12 de noviembre de 2014
Rajoy nos debe un plan
EDITORIAL
El titular de la Generalitat, Artur Mas, acaba de sorprender por dos veces al presidente del Gobierno, Mariano Rajoy. La primera, con algún ventajismo, al encabezar la seudo-consulta del 9-N desbordando el marco legal que se había comprometido a respetar. La segunda, ayer, cuando al valorar su relativo éxito, le propuso un “diálogo permanente” para celebrar un referéndum de verdad, “a la británica”, así como contactos para evacuar sus 23 reivindicaciones concretas del pasado 30 de julio.
Rajoy aparece atrapado entre la muy discutible lealtad del representante ordinario del Estado en Cataluña —el presidente de la Generalitat— y la fronda que desde posiciones radicales le ataca por presunta dejación de funciones y entreguismo, cuando no jalea actuaciones jurídicas contra el líder catalán, de incierto éxito judicial y de incendiarios efectos políticos. Por eso lleva en silencio demasiado tiempo.
Ojalá que la tardanza en reaccionar se deba a que esté ultimando un plan de actuación tan potente que compense el retraso; desborde la astucia táctica que de sí mismo pregona Mas con algún fundamento; y contribuya a resituar la cuestión catalana en un ámbito manejable, a la par que rescata de las zonas difusas, no ya la potestas del Estado, sino su auctoritas. De lo contrario será difícil sostener la conveniencia de culminar la legislatura en el plazo previsto, final de 2015.
Rajoy debe romper dos tabúes: el de escudarse en solitario en la defensa de la ley; y el de adivinarse deslegitimado si baja al terreno y se mezcla con personas que malbarataron su confianza. En democracia, más decisiva que la relación personal es la dinámica entre instituciones que se deben lealtad, siendo su primer componente el de comunicarse entre sí. Rajoy debe formular una sólida propuesta a los catalanes, más que a uno u otro líder, porque es también el presidente de todos ellos, incluidos los independentistas, tácticos o de corazón.
El jefe del Gobierno se debe antes a todos los españoles que a los barones de su partido, a los grupos de presión o a catastrofistas de turno. Para ser creíble, lo más urgente es que sitúe la cuestión como de alta prioridad política —solo equiparable al desempleo—, no por privilegiar a ningún territorio, sino simplemente porque lo es la hipótesis de una severa erosión de la cohesión ciudadana y del Estado. La mejor manera de hacerlo es acudiendo a afrontar la emergencia donde se produce para escuchar directa, amplia y convincentemente a protagonistas y afectados.

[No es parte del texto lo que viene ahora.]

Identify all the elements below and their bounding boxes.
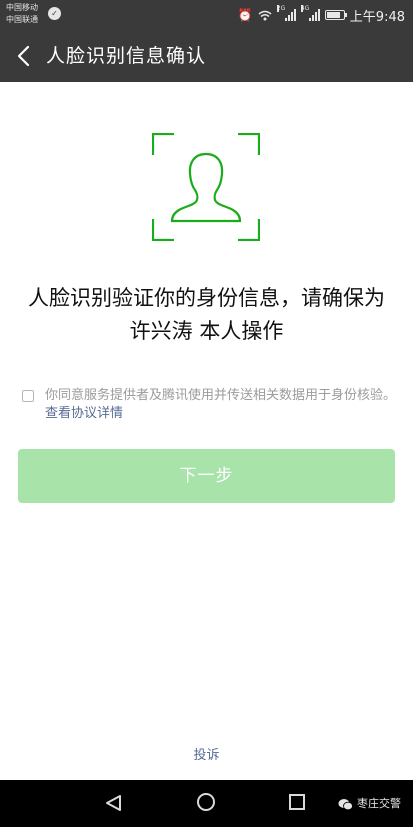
wechat-icon: ✓ bbox=[48, 7, 61, 20]
wifi-icon bbox=[258, 10, 272, 20]
agreement-text: 你同意服务提供者及腾讯使用并传送相关数据用于身份核验。 bbox=[45, 388, 397, 403]
verification-message: 人脸识别验证你的身份信息，请确保为 许兴涛 本人操作 bbox=[0, 282, 413, 348]
wechat-logo-icon bbox=[338, 798, 353, 810]
watermark: 枣庄交警 bbox=[338, 797, 401, 811]
signal-2-tag: 4G bbox=[300, 5, 310, 12]
nav-recents-icon[interactable] bbox=[289, 794, 305, 810]
status-bar: 中国移动 中国联通 ✓ ⏰ 2G 4G 上午9:48 bbox=[0, 0, 413, 30]
next-button[interactable]: 下一步 bbox=[18, 449, 395, 503]
nav-back-icon[interactable] bbox=[104, 794, 122, 812]
watermark-text: 枣庄交警 bbox=[357, 797, 401, 810]
alarm-icon: ⏰ bbox=[237, 8, 253, 22]
agreement-link[interactable]: 查看协议详情 bbox=[45, 406, 123, 421]
navigation-bar: 枣庄交警 bbox=[0, 780, 413, 827]
face-frame-icon bbox=[152, 133, 260, 241]
signal-1-tag: 2G bbox=[276, 5, 286, 12]
headline-line-2: 许兴涛 本人操作 bbox=[129, 319, 284, 343]
page-title: 人脸识别信息确认 bbox=[46, 45, 207, 67]
title-bar: 人脸识别信息确认 bbox=[0, 30, 413, 82]
headline-line-1: 人脸识别验证你的身份信息，请确保为 bbox=[28, 286, 385, 310]
carrier-1: 中国移动 bbox=[6, 3, 38, 12]
complaint-link[interactable]: 投诉 bbox=[0, 744, 413, 763]
status-icons: ⏰ 2G 4G 上午9:48 bbox=[237, 5, 405, 25]
agreement-text-block: 你同意服务提供者及腾讯使用并传送相关数据用于身份核验。查看协议详情 bbox=[45, 387, 397, 423]
battery-icon bbox=[324, 10, 347, 20]
battery-level bbox=[326, 12, 341, 18]
clock: 上午9:48 bbox=[349, 9, 405, 25]
nav-home-icon[interactable] bbox=[197, 793, 215, 811]
back-arrow-icon[interactable] bbox=[14, 43, 36, 69]
agreement-checkbox[interactable] bbox=[22, 390, 34, 402]
carrier-2: 中国联通 bbox=[6, 15, 38, 24]
signal-icon: 2G bbox=[276, 5, 296, 21]
signal-icon: 4G bbox=[300, 5, 320, 21]
carrier-info: 中国移动 中国联通 bbox=[6, 2, 38, 26]
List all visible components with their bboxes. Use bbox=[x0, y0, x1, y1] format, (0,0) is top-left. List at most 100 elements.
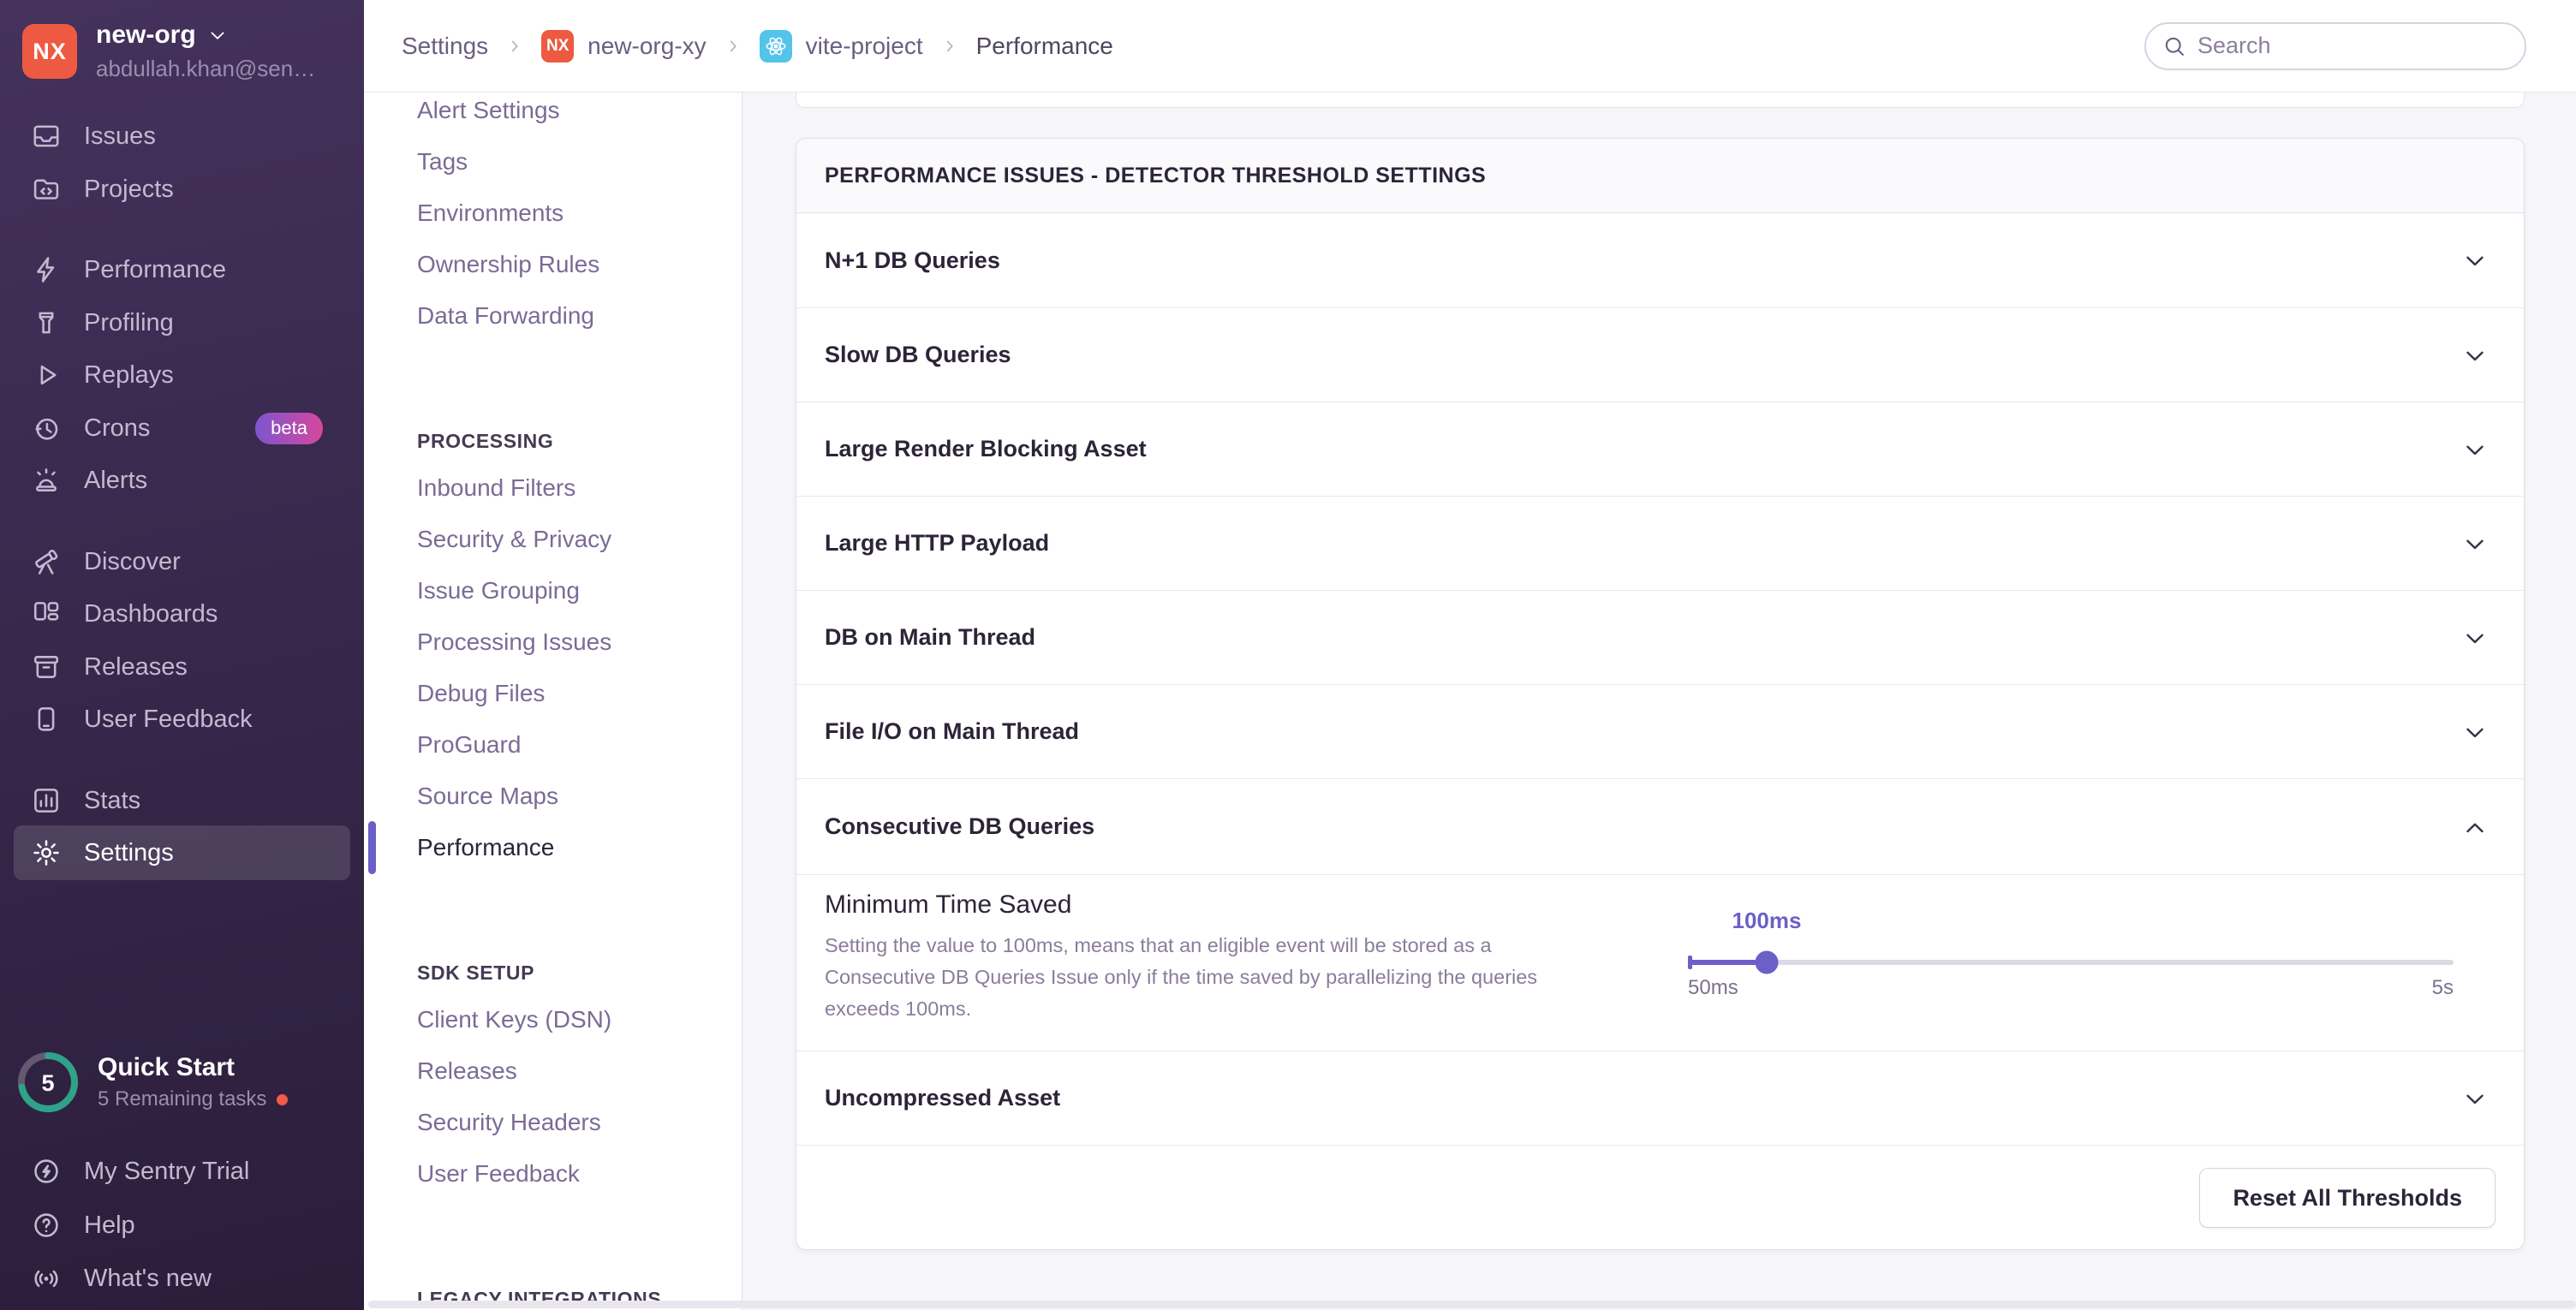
detector-row-label: Uncompressed Asset bbox=[825, 1085, 1060, 1111]
sidebar-item-dashboards[interactable]: Dashboards bbox=[0, 587, 364, 641]
breadcrumb-label: Performance bbox=[976, 33, 1113, 60]
sidebar-item-user-feedback[interactable]: User Feedback bbox=[0, 692, 364, 747]
settings-nav-item-proguard[interactable]: ProGuard bbox=[417, 726, 521, 764]
replays-icon bbox=[31, 360, 62, 390]
detector-rows: N+1 DB QueriesSlow DB Queries Large Rende… bbox=[796, 213, 2524, 1145]
settings-nav-item-security-headers[interactable]: Security Headers bbox=[417, 1104, 601, 1141]
detector-row-large-render-blocking-asset[interactable]: Large Render Blocking Asset bbox=[796, 402, 2524, 496]
settings-nav-item-environments[interactable]: Environments bbox=[417, 194, 564, 232]
quickstart-panel[interactable]: 5 Quick Start 5 Remaining tasks bbox=[15, 1050, 288, 1115]
settings-nav-item-client-keys-dsn-[interactable]: Client Keys (DSN) bbox=[417, 1001, 611, 1039]
breadcrumb-label: Settings bbox=[402, 33, 488, 60]
sidebar-item-releases[interactable]: Releases bbox=[0, 640, 364, 694]
content-area: PERFORMANCE ISSUES - DETECTOR THRESHOLD … bbox=[742, 92, 2576, 1310]
detector-row-file-i-o-on-main-thread[interactable]: File I/O on Main Thread bbox=[796, 684, 2524, 778]
settings-nav-item-performance[interactable]: Performance bbox=[417, 829, 554, 866]
breadcrumb-item-performance[interactable]: Performance bbox=[976, 33, 1113, 60]
horizontal-scrollbar[interactable] bbox=[368, 1301, 2576, 1308]
sidebar-item-label: Performance bbox=[84, 256, 226, 284]
slider-start-cap bbox=[1688, 956, 1692, 969]
app-root: NX new-org abdullah.khan@sen… IssuesProj… bbox=[0, 0, 2576, 1310]
quickstart-subtitle: 5 Remaining tasks bbox=[98, 1087, 266, 1111]
sidebar-item-discover[interactable]: Discover bbox=[0, 534, 364, 589]
slider-value-label: 100ms bbox=[1732, 908, 1802, 934]
chevron-down-icon bbox=[2460, 435, 2490, 464]
detector-row-db-on-main-thread[interactable]: DB on Main Thread bbox=[796, 590, 2524, 684]
feedback-icon bbox=[31, 704, 62, 735]
settings-nav-item-processing-issues[interactable]: Processing Issues bbox=[417, 623, 611, 661]
sidebar-item-label: Settings bbox=[84, 839, 174, 867]
active-item-indicator bbox=[368, 821, 376, 874]
panel-footer: Reset All Thresholds bbox=[796, 1145, 2524, 1250]
sidebar-item-stats[interactable]: Stats bbox=[0, 773, 364, 828]
slider-track[interactable] bbox=[1688, 960, 2454, 965]
search-box[interactable] bbox=[2144, 22, 2526, 70]
settings-nav-item-user-feedback[interactable]: User Feedback bbox=[417, 1155, 580, 1193]
settings-nav-item-issue-grouping[interactable]: Issue Grouping bbox=[417, 572, 580, 610]
breadcrumb-item-vite-project[interactable]: vite-project bbox=[760, 30, 923, 63]
sidebar-item-label: Alerts bbox=[84, 467, 147, 495]
detector-row-large-http-payload[interactable]: Large HTTP Payload bbox=[796, 496, 2524, 590]
sidebar-item-projects[interactable]: Projects bbox=[0, 162, 364, 217]
settings-nav-item-debug-files[interactable]: Debug Files bbox=[417, 675, 545, 712]
settings-nav-item-ownership-rules[interactable]: Ownership Rules bbox=[417, 246, 599, 283]
settings-nav-item-security-privacy[interactable]: Security & Privacy bbox=[417, 521, 611, 558]
settings-nav-item-inbound-filters[interactable]: Inbound Filters bbox=[417, 469, 575, 507]
sidebar-item-what-s-new[interactable]: What's new bbox=[0, 1251, 364, 1306]
sidebar-item-label: What's new bbox=[84, 1265, 212, 1293]
sidebar-item-settings[interactable]: Settings bbox=[14, 825, 350, 880]
detector-row-label: Large Render Blocking Asset bbox=[825, 436, 1147, 462]
detector-row-slow-db-queries[interactable]: Slow DB Queries bbox=[796, 307, 2524, 402]
sidebar-item-replays[interactable]: Replays bbox=[0, 348, 364, 402]
breadcrumb-item-settings[interactable]: Settings bbox=[402, 33, 488, 60]
topbar: Settings NXnew-org-xy vite-project Performa… bbox=[364, 0, 2576, 92]
detector-row-n-1-db-queries[interactable]: N+1 DB Queries bbox=[796, 213, 2524, 307]
sidebar-item-crons[interactable]: Cronsbeta bbox=[0, 401, 364, 456]
chevron-down-icon bbox=[2460, 1084, 2490, 1113]
org-switcher[interactable]: NX new-org abdullah.khan@sen… bbox=[22, 21, 352, 82]
sidebar-item-help[interactable]: Help bbox=[0, 1198, 364, 1253]
search-input[interactable] bbox=[2197, 33, 2509, 59]
quickstart-title: Quick Start bbox=[98, 1053, 288, 1082]
threshold-settings-panel: PERFORMANCE ISSUES - DETECTOR THRESHOLD … bbox=[796, 138, 2525, 1250]
sidebar-item-profiling[interactable]: Profiling bbox=[0, 295, 364, 350]
breadcrumb-item-new-org-xy[interactable]: NXnew-org-xy bbox=[541, 30, 706, 63]
trial-icon bbox=[31, 1156, 62, 1187]
discover-icon bbox=[31, 546, 62, 577]
sidebar-item-issues[interactable]: Issues bbox=[0, 109, 364, 164]
sidebar-item-label: Replays bbox=[84, 361, 174, 390]
issues-icon bbox=[31, 121, 62, 152]
dashboards-icon bbox=[31, 598, 62, 629]
detector-row-label: Consecutive DB Queries bbox=[825, 813, 1094, 840]
settings-nav-header: PROCESSING bbox=[417, 427, 553, 455]
performance-icon bbox=[31, 254, 62, 285]
slider-min-label: 50ms bbox=[1688, 976, 1738, 1000]
releases-icon bbox=[31, 652, 62, 682]
org-avatar: NX bbox=[22, 24, 77, 79]
sidebar-item-label: Dashboards bbox=[84, 600, 218, 628]
sidebar-item-label: Discover bbox=[84, 548, 181, 576]
detector-row-consecutive-db-queries[interactable]: Consecutive DB Queries bbox=[796, 778, 2524, 874]
settings-nav-item-source-maps[interactable]: Source Maps bbox=[417, 777, 558, 815]
org-email: abdullah.khan@sen… bbox=[96, 56, 315, 82]
settings-nav-item-tags[interactable]: Tags bbox=[417, 143, 468, 181]
settings-nav-item-data-forwarding[interactable]: Data Forwarding bbox=[417, 297, 594, 335]
detector-row-uncompressed-asset[interactable]: Uncompressed Asset bbox=[796, 1051, 2524, 1145]
org-name: new-org bbox=[96, 21, 196, 50]
chevron-down-icon bbox=[2460, 623, 2490, 652]
sidebar-item-my-sentry-trial[interactable]: My Sentry Trial bbox=[0, 1144, 364, 1199]
chevron-down-icon bbox=[2460, 246, 2490, 275]
slider-thumb[interactable] bbox=[1756, 951, 1779, 974]
sidebar-item-label: Profiling bbox=[84, 309, 174, 337]
sidebar-item-label: Stats bbox=[84, 787, 140, 815]
breadcrumb-label: new-org-xy bbox=[587, 33, 706, 60]
sidebar-item-alerts[interactable]: Alerts bbox=[0, 453, 364, 508]
previous-panel-edge bbox=[796, 92, 2525, 108]
stats-icon bbox=[31, 785, 62, 816]
settings-nav-item-alert-settings[interactable]: Alert Settings bbox=[417, 92, 560, 129]
sidebar-item-performance[interactable]: Performance bbox=[0, 242, 364, 297]
settings-nav-item-releases[interactable]: Releases bbox=[417, 1052, 517, 1090]
detector-row-label: DB on Main Thread bbox=[825, 624, 1035, 651]
crons-icon bbox=[31, 413, 62, 444]
reset-all-thresholds-button[interactable]: Reset All Thresholds bbox=[2199, 1168, 2496, 1228]
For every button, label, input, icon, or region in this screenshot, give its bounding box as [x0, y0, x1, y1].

De forma no ritual, para demostrar que el Estado no se ausentó, despreocupó ni abandonó una comunidad que es punta de lanza de la economía y la cultura comunes.
El desafío planteado es de fuste, y el Gobierno no debe abordarlo en solitario, sin el concurso de otras fuerzas, también catalanas, y la sociedad, que debería salir de su pasividad, apatía o desinterés.
Por supuesto que Rajoy debe recibir a Mas, y él mismo o su vicepresidenta, realizar una ronda de encuentros de alto nivel —en Barcelona, en Sevilla, en Bilbao— con los otros líderes políticos y sociales capaces de prestarle ayuda para definir una hoja de ruta política útil para desatascar el problema, y aceptable por todos.
No debe ser un motivo de inhibición la posibilidad de que el resultado final de este replanteamiento sea llamar a los catalanes a un referéndum legal, convocado por el propio Gobierno, mejor de forma pactada con la Generalitat. Pero no para optar sobre la independencia, sino sobre los elementos de mejora del autogobierno autonómico (aseguramiento de competencias, financiación singular pero solidaria, promoción de la lengua catalana) susceptibles de incorporarse después a una necesaria reforma constitucional de tipo federal.
Será mejor emplear el año de legislatura restante para encauzar este problema: pero solo si se aprovecha a fondo.